Sicily -_"Husky"

Confident of a successful conclusion to their North African Campaign, the Allied Forces now looked ahead for a foothold in Europe. The planning for this occurred in January 1943 at a high level conference in Casablanca attended by Roosevelt and Churchill. The plans aim was to put pressure on "the soft under belly of Europe" in an effort to force the German's to spread their troops more thinly. The plan, targeted Sicily as the first step in this operation code-named "HUSKY". Operation "HUSKY" involved four separate airborne operations, two by the British and two by the 82nd Airborne.

HUSKY I

The first operation "HUSKY I" spearheaded this airborne invasion of Sicily. Led by Col. James M. "Slim Jim" Gavin, the 505th PIR, and the 3rd Battalion of the 504th PIR were organized into a Regimental Combat Team. On 9 July 1943, just over a year after it's activation the 505th made the first regimental size combat parachute attack as it landed behind enemy lines at Gela, Sicily.

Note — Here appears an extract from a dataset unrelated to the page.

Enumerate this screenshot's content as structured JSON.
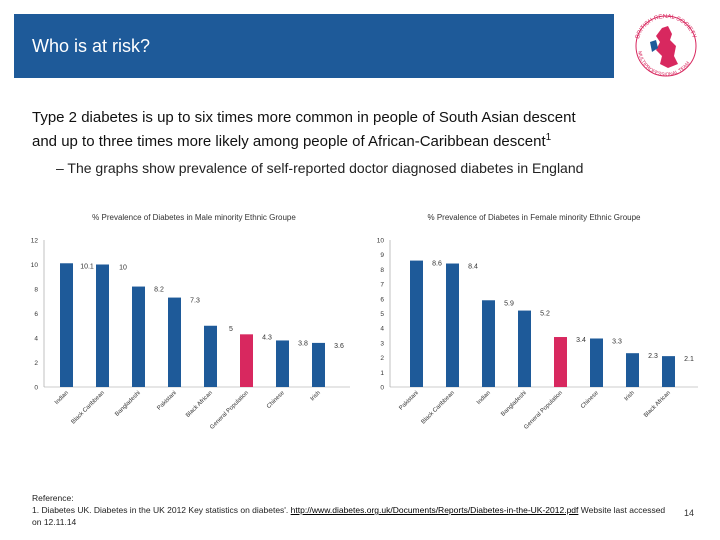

Their first objective was to close off roads leading to the beaches and secure the drop zone for the next operation. They were also to take out Objective Y which was a series of 16 concrete "pillboxes" from which German gunners controlled movement on the nearby roads. Under a nearly full moon the paratroopers crossed over the Sicilian coast on schedule and jumped on their assigned drop zone on 9 July 1943 -- an event which British Prime Minister Winston Churchill termed, "not the beginning of the end, but the end of the beginning."

 HUSKY II

The second operation called "HUSKY II" involved the 1st and 2nd Battalions of the 504th PIR, led by Colonel Reuben H. Tucker. They loaded the C-47 aircraft and took off for Sicily from the dusty airstrip near Kairouan, Tunisia. Near the Sicilian coast, however, a nervous Allied naval vessel suddenly fired upon the formation. Immediately, all other naval vessels and shore troops joined in, downing friendly aircraft and forcing planeloads of paratroopers to exit far from their intended drop zones in one of the greatest tragedies of World War II.

By morning, only 400 of the Regiment's 1600 soldiers had reached the objective area. The others had been dropped in isolated groups on all parts of the island and carried out demolitions, cut lines of communication, established island roadblocks, ambushed German and Italian motorized columns, and caused so much confusion over such an etensive area that initial German radio reports estimated the number of American parachutists dropped to be over ten times the actual number.

Gavin & Tucker

 The 82nd Airborne Division's drove northwest 150 miles along the southern coast of Sicily. With captured Italian light tanks, trucks, motorcycles, horses, mules, bicycles, and even wheelbarrows pressed into service, the 82nd encountered only light resistance and took 22,000 prisoners in their first contact with Nazi and Fascist forces.

In it's first trial-by-fire, the 505th, though out-manned and outgunned, used raw courage and fighting spirit to block the German Herman Goering Panzer Division and to save the beachhead and the Allied landings. With Sicily secure, the Allies continued attack on the Axis powers with landings on the Italian mainland.